Division of Pediatric Critical Care, Riley Hospital for Children, Indiana University, Indianapolis, Indiana.
Department of Pediatrics, University of Michigan, Ann Arbor, Michigan.
Respir Care. 2020 Mar;65(3):271-280. doi: 10.4187/respcare.07214. Epub 2020 Jan 28.
Venovenous extracorporeal membrane oxygenation (VV-ECMO) is used when mechanical ventilation can no longer support oxygenation or ventilation, or if the risk of ventilator-induced lung injury is considered excessive. The optimum mechanical ventilation strategy once on ECMO is unknown. We sought to describe the practice of mechanical ventilation in children on VV-ECMO and to determine whether mechanical ventilation practices are associated with clinical outcomes.
We conducted a multicenter retrospective cohort study in 10 pediatric academic centers in the United States. Children age 14 d through 18 y on VV-ECMO from 2011 to 2016 were included. Exclusion criteria were preexisting chronic respiratory failure, primary diagnosis of asthma, cyanotic heart disease, or ECMO as a bridge to lung transplant.

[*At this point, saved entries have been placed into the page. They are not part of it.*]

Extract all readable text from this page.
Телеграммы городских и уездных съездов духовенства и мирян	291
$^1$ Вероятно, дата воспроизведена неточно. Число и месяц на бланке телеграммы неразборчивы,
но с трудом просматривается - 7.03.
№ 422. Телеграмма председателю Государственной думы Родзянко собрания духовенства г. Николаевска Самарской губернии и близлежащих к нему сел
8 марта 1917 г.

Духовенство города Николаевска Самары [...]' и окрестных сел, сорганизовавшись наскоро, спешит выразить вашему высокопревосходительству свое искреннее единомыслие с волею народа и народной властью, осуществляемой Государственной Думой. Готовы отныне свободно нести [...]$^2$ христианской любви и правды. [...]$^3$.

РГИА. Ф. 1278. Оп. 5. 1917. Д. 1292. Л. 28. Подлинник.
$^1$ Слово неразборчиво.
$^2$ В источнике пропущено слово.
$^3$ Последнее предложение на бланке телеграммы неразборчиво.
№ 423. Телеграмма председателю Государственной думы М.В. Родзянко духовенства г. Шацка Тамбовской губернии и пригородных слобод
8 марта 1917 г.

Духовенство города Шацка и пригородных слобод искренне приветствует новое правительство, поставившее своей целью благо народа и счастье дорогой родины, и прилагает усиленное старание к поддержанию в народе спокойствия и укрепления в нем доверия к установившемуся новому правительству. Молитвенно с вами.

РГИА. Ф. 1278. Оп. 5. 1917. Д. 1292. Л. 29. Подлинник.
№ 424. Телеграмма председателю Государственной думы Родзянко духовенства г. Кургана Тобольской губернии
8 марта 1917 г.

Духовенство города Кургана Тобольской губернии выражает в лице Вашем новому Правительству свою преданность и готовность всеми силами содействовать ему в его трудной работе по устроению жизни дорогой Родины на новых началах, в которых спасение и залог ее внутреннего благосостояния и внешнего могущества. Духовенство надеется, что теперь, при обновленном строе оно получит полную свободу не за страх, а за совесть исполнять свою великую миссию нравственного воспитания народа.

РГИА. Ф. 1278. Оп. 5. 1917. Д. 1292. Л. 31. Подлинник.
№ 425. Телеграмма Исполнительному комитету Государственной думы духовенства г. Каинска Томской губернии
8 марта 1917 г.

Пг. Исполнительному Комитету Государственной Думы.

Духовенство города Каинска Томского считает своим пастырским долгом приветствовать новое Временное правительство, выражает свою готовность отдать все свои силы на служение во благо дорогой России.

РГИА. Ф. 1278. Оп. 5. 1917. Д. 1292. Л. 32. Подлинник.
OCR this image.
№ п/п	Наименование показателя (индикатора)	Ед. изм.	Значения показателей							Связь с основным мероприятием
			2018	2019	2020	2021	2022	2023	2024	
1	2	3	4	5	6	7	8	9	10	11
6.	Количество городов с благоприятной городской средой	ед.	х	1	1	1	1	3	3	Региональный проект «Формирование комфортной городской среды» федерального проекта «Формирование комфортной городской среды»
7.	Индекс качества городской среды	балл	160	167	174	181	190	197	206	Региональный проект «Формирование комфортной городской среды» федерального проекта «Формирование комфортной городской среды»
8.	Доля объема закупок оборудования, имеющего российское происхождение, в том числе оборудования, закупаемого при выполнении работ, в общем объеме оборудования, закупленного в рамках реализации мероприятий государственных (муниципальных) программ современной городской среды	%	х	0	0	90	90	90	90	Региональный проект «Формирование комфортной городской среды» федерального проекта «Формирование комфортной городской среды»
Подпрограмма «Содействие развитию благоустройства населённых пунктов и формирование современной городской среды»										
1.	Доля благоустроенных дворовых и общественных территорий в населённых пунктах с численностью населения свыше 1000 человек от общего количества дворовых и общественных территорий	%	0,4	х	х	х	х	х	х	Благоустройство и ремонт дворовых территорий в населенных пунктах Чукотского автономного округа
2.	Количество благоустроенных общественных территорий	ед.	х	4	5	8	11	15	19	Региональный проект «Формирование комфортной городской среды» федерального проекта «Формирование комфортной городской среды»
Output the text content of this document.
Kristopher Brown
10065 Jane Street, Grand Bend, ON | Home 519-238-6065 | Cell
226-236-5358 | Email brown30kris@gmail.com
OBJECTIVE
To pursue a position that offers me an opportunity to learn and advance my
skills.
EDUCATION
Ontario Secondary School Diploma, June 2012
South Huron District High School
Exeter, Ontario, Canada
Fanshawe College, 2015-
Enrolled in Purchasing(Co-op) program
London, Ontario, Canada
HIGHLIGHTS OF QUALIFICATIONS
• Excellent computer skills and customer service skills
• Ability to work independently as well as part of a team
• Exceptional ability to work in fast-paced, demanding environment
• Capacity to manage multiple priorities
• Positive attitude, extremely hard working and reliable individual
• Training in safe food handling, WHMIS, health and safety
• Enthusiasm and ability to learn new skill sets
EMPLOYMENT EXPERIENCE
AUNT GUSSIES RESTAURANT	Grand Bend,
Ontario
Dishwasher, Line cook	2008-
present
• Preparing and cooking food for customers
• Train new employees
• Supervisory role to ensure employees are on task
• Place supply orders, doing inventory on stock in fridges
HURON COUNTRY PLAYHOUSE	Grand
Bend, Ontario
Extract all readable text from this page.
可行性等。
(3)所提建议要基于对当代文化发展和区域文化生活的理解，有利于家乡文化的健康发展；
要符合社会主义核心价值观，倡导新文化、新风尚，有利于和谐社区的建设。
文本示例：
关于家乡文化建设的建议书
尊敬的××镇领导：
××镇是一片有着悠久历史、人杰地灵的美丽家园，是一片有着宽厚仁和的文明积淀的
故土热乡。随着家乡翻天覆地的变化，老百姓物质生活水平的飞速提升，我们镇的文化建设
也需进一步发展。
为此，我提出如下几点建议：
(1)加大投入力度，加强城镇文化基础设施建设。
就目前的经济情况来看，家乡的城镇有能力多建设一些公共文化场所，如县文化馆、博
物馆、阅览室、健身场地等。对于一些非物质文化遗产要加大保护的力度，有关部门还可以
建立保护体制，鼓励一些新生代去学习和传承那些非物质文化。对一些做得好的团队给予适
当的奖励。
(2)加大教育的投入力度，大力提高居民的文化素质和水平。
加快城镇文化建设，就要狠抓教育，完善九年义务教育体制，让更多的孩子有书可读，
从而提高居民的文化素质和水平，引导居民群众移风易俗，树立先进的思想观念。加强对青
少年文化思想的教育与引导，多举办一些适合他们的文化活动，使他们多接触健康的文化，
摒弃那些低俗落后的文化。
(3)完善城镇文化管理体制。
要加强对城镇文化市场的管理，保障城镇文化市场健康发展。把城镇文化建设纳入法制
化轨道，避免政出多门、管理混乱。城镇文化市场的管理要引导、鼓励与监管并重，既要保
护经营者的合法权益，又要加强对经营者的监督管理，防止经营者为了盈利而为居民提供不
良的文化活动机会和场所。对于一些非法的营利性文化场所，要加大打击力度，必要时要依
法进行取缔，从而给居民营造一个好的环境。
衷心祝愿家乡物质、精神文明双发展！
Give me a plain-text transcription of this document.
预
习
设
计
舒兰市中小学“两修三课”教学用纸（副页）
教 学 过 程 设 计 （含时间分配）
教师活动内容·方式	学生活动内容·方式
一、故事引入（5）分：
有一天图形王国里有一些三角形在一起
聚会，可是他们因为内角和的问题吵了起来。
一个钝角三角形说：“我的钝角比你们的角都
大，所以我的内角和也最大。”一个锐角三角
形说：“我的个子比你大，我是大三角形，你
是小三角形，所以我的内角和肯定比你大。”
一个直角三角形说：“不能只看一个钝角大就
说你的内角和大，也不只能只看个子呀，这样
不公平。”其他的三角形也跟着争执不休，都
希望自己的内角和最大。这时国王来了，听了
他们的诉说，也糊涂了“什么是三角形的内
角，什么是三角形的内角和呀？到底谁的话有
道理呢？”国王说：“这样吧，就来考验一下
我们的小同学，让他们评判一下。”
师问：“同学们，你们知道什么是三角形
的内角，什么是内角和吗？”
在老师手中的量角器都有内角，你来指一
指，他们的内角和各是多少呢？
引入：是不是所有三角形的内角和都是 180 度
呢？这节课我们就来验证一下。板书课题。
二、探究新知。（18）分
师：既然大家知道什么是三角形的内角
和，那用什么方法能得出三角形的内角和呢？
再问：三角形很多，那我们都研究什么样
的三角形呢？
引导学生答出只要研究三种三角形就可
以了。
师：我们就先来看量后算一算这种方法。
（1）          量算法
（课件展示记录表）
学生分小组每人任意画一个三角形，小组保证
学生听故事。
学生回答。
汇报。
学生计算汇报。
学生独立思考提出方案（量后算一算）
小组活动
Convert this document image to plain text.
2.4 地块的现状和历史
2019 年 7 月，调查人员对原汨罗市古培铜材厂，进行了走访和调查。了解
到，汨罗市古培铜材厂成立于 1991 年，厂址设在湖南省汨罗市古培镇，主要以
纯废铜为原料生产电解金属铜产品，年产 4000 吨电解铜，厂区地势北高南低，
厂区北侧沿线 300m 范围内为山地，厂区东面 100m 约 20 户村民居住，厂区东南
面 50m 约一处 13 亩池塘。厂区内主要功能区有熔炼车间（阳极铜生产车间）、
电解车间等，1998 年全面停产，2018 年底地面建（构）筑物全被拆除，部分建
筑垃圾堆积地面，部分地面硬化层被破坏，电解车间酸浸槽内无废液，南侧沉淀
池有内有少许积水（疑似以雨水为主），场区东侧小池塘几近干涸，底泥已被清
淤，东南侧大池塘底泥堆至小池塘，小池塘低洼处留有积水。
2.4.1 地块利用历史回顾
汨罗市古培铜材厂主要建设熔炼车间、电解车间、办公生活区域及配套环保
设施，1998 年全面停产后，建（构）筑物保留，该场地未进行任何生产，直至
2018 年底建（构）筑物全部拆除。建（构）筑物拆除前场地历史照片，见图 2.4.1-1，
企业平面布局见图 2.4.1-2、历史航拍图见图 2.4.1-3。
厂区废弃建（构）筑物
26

Conventional mechanical ventilation was used in about 75% of children on VV-ECMO; the remaining subjects were managed with a variety of approaches. With the exception of PEEP, there was large variation in ventilator settings. Ventilator mode and pressure settings were not associated with survival. Mean ventilator F on days 1-3 was higher in nonsurvivors than in survivors (0.5 vs 0.4, = .009). In univariate analysis, other risk factors for mortality were female gender, higher Pediatric Risk Estimate Score for Children Using Extracorporeal Respiratory Support (Ped-RESCUERS), diagnosis of cancer or stem cell transplant, and number of days intubated prior to initiation of ECMO (all < .05). In multivariate analysis, ventilator F was significantly associated with mortality (odds ratio 1.38 for each 0.1 increase in F , 95% CI 1.09-1.75). Mortality was higher in subjects on high ventilator F (≥ 0.5) compared to low ventilator F (> 0.5) (46% vs 22%, = .001).
Ventilator mode and some settings vary in practice. The only ventilator setting associated with mortality was F , even after adjustment for disease severity. Ventilator F is a modifiable setting that may contribute to mortality in children on VV-ECMO.
当机械通气无法再支持氧合或通气,或者认为呼吸机引起的肺损伤风险过高时,会使用静脉-静脉体外膜肺氧合(VV-ECMO)。在 ECMO 上的最佳机械通气策略尚不清楚。我们旨在描述儿童 VV-ECMO 上的机械通气实践,并确定机械通气实践是否与临床结果相关。
我们在美国 10 家儿科学术中心进行了一项多中心回顾性队列研究。纳入 2011 年至 2016 年 VV-ECMO 上年龄在 14 天至 18 岁的儿童。排除标准为:存在慢性呼吸衰竭、哮喘的主要诊断、紫绀性心脏病或 ECMO 作为肺移植的桥接。
约 75%的 VV-ECMO 患儿接受了常规机械通气;其余患儿接受了各种方法的治疗。除 PEEP 外,呼吸机设置存在很大差异。通气模式和压力设置与存活率无关。与幸存者相比,非幸存者在第 1-3 天的呼吸机 F 值更高(0.5 比 0.4, =.009)。在单变量分析中,死亡率的其他危险因素为女性、更高的儿童体外呼吸支持使用的儿科风险估计评分(Ped-RESCUERS)、癌症或干细胞移植的诊断以及 ECMO 启动前插管的天数(均 <.05)。在多变量分析中,呼吸机 F 与死亡率显著相关(F 每增加 0.1,死亡率的比值比为 1.38,95%CI 为 1.09-1.75)。与低呼吸机 F (> 0.5)相比,高呼吸机 F (≥ 0.5)患儿的死亡率更高(46%比 22%, =.001)。
通气模式和某些设置在实践中存在差异。唯一与死亡率相关的呼吸机设置是 F ,即使在调整疾病严重程度后也是如此。呼吸机 F 是一个可调节的设置,可能导致 VV-ECMO 上的儿童死亡。